Manmeet Nijjar, 26, an aviation administration student at Farmingdale State College, said he finds inner peace in the Midtown Tunnel. That is where he rolls down his windows, turns off his radio and revs his engine (of course, his car is muffler-free). “I just love that sound!” Mr. Nijjar said from a mechanic shop in Willets Point, Queens, while a technician added more bells and whistles to his car.
The article has strong “reefer madness” energy.
Gear heads, hot rods and their impromptu, sometimes dicey rallies, have long existed in corners of the city where subways are sparse and car ownership is not a foreign concept. But in the long, boring months of the pandemic lockdown, more people seem to have flocked to the hobby, according to interviews and noise complaints.
The rise in noise complaints has come as bored young men (it’s mostly men) have sought a diversion that’s social but somewhat socially distant. Each person is sealed in his own car, after all.

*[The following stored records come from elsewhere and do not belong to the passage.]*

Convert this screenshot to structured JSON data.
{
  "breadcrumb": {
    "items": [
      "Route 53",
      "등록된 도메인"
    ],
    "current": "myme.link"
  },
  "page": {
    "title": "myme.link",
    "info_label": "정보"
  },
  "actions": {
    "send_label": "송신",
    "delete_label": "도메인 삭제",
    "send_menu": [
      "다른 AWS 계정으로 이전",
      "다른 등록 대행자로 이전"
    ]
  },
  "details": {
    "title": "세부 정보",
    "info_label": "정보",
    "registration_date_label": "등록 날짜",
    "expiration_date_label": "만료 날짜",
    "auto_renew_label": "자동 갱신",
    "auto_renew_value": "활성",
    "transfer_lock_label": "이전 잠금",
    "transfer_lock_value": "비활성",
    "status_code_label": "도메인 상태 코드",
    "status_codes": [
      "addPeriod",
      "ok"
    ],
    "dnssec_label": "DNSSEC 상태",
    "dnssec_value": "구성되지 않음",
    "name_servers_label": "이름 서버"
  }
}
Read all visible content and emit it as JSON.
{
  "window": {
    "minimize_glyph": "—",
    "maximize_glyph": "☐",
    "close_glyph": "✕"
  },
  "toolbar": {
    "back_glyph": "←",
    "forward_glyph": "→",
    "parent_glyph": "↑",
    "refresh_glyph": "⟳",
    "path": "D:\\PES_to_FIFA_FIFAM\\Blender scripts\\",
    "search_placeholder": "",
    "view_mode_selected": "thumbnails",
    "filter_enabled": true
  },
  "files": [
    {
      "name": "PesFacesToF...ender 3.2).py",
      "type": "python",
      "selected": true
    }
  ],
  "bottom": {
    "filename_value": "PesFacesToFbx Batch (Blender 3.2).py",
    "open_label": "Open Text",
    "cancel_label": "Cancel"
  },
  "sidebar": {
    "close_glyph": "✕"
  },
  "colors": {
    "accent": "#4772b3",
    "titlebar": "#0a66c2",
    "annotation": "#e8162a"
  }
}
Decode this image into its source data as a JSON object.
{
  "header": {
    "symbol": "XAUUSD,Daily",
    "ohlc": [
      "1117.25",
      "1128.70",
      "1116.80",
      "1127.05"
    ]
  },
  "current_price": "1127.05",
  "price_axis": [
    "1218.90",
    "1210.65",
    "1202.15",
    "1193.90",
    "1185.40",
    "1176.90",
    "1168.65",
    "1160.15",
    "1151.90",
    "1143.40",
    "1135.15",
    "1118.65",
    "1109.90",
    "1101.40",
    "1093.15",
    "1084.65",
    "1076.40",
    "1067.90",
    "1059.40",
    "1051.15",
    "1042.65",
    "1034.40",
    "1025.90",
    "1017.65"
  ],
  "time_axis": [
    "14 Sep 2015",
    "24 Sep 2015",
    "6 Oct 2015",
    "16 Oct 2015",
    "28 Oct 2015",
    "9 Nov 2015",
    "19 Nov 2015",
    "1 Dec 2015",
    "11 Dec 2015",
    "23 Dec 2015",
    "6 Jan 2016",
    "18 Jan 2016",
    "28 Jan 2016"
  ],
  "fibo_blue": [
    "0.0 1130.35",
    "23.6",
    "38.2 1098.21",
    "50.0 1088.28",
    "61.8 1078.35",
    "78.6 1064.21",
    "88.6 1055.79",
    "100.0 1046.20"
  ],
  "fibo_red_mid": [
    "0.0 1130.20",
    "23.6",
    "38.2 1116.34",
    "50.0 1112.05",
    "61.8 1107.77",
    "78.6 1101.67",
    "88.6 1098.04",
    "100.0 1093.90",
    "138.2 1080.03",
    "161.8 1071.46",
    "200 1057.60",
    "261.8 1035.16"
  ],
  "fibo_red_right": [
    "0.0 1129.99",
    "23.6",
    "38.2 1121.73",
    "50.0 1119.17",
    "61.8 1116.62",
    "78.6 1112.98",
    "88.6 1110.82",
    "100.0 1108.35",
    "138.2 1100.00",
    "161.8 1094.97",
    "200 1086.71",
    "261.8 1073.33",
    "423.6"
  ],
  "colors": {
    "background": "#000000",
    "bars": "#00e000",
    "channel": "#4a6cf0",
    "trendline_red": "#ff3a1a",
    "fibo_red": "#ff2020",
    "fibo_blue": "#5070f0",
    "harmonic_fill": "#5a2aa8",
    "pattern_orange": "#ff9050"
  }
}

While few city mechanics reported a boom in orders to modify cars, devotees say the pandemic has given them time to make the modifications themselves. Some said their stimulus checks helped; half of what [Zejy Rodriguez, 20,] got from the government this spring went straight into his BMW.
So the government stimulus checks were actually a bad idea because some people used some of the money to modify their cars. Got it, NYT. I’m very happy you guys noticed but please do better next time!
I’m driving to Shelter Island this weekend because I’ve never been there and it’s my birthday tomorrow. I plan to do nothing but inject alcohol into my veins. This is 36.